Vengelis roared for them to be silent, never taking his gaze off Kristen. "I have told my two men to destroy any bridges leading off this island so we can have all the time in the world for our discussion. With one word from me, they will shift from simply toying with your people to outright massacring them. Millions of people can die at your whim, right here and right now. Or you can do as I tell you and ensure that every one of them stays safe and sound and protected from my men."

Kristen's nostrils flared, and she nearly responded hotly, but quickly composed herself and tried to respond as lucidly as possible. "So what is it exactly that you are asking of me?"

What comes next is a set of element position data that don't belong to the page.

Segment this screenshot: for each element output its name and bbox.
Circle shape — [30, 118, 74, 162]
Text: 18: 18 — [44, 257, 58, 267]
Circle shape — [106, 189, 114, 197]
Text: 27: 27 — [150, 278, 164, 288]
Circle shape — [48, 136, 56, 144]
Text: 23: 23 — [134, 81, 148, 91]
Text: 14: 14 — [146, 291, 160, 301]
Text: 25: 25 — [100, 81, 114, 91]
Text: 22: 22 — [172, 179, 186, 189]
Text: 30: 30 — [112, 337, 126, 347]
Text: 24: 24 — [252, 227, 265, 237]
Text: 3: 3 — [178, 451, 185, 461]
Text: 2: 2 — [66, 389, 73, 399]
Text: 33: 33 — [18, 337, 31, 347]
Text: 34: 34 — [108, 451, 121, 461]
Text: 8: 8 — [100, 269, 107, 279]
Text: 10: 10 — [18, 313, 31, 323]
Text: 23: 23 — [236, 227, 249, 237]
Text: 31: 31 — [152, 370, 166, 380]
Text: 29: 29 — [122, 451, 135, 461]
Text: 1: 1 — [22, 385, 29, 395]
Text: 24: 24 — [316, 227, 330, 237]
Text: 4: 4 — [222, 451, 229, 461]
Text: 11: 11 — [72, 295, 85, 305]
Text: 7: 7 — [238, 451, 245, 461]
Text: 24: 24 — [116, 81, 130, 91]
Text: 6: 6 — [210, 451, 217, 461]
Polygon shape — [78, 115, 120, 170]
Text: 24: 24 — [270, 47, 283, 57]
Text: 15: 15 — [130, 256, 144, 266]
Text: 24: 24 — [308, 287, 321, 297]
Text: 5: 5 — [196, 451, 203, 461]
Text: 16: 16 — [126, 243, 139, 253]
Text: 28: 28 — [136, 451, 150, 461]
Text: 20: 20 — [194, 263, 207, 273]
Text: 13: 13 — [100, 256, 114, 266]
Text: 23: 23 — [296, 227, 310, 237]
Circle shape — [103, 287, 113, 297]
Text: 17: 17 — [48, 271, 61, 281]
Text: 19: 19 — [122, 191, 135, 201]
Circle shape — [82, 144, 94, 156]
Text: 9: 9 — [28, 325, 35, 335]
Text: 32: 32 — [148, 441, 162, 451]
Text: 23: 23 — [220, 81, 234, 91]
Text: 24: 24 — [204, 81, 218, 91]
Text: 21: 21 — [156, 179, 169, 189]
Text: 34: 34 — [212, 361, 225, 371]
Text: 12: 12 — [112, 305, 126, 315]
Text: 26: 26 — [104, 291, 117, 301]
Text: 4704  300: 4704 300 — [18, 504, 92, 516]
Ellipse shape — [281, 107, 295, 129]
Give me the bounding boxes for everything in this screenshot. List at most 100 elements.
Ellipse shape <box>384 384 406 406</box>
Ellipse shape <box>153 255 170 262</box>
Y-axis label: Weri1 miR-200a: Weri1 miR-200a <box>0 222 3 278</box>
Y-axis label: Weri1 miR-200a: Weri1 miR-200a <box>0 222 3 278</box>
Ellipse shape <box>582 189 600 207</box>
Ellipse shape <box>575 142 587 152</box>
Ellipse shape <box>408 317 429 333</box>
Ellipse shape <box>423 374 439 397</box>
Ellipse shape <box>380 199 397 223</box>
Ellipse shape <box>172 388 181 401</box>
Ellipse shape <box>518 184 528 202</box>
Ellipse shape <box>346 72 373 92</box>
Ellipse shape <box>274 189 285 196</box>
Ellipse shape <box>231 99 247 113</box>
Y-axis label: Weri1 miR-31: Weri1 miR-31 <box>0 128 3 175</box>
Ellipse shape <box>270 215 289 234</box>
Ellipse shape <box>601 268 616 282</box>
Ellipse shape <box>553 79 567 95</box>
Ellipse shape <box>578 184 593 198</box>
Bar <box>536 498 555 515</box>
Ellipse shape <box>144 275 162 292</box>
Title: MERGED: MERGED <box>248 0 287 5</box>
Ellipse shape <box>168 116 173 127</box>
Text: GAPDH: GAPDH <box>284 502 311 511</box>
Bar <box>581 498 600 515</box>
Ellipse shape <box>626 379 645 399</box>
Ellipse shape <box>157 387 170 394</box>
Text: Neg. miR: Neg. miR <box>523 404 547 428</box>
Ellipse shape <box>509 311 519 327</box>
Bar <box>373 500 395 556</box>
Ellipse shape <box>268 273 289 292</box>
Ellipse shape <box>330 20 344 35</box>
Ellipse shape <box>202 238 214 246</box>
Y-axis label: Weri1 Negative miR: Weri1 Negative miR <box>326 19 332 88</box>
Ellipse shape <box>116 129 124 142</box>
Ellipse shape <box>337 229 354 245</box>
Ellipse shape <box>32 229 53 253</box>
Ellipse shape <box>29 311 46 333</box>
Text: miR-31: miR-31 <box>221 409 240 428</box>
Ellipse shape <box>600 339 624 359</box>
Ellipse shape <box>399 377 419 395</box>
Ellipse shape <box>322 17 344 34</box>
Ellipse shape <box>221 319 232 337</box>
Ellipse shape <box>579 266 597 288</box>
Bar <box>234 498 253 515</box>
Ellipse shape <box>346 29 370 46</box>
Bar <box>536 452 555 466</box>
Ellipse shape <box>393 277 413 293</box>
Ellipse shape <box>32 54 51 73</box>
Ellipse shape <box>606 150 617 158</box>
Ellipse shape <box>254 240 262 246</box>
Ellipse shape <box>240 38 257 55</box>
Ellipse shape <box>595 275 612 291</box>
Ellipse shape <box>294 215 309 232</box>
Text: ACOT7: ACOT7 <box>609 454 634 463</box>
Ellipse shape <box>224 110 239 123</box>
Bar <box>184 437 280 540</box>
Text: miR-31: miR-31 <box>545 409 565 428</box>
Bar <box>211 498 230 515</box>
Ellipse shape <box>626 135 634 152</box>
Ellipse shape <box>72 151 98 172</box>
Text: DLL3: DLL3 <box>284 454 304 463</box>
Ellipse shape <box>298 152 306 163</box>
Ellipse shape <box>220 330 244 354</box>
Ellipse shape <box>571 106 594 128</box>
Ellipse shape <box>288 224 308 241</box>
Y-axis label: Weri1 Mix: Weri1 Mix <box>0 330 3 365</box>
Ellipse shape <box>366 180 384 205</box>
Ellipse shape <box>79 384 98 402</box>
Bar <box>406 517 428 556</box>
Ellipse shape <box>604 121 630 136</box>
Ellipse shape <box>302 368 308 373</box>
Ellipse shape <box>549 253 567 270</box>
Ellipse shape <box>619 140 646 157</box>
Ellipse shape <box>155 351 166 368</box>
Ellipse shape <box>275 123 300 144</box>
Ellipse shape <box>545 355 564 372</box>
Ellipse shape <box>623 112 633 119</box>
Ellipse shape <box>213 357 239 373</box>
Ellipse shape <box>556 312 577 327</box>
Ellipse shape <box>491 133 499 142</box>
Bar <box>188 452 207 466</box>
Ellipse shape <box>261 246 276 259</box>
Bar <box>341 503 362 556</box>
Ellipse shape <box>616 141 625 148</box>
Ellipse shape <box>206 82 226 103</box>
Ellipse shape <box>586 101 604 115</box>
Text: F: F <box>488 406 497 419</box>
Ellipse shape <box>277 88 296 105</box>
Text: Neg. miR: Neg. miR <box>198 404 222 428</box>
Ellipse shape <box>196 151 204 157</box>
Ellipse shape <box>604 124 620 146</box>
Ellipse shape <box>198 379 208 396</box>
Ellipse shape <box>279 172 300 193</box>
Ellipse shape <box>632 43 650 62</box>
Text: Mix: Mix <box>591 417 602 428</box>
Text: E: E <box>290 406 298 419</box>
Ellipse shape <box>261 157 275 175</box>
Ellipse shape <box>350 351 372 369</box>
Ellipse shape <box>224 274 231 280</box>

"Asking of you?" Vengelis raised his eyebrows. "I am not asking you to do anything. I am ordering you to show me how to defeat these Felix machines."

Kristen found herself unable to respond she was so afraid. Try as she could to stay calm, panic was rising in her stomach. How could she possibly describe how to destroy something she knew nothing about? She knew the genetics and molecular construction of Vatruvian cells, not how to kill a Vatruvian entity replicated off of an enigma that was obviously beyond the grasp of modern science.

Vengelis was looking at her with unmistakable hope, which Kristen knew was not good, for she now understood his question. Kristen also knew that—with Professor Vatruvia dead on the stage—she was the only person capable of answering it. And she knew she would not be able to.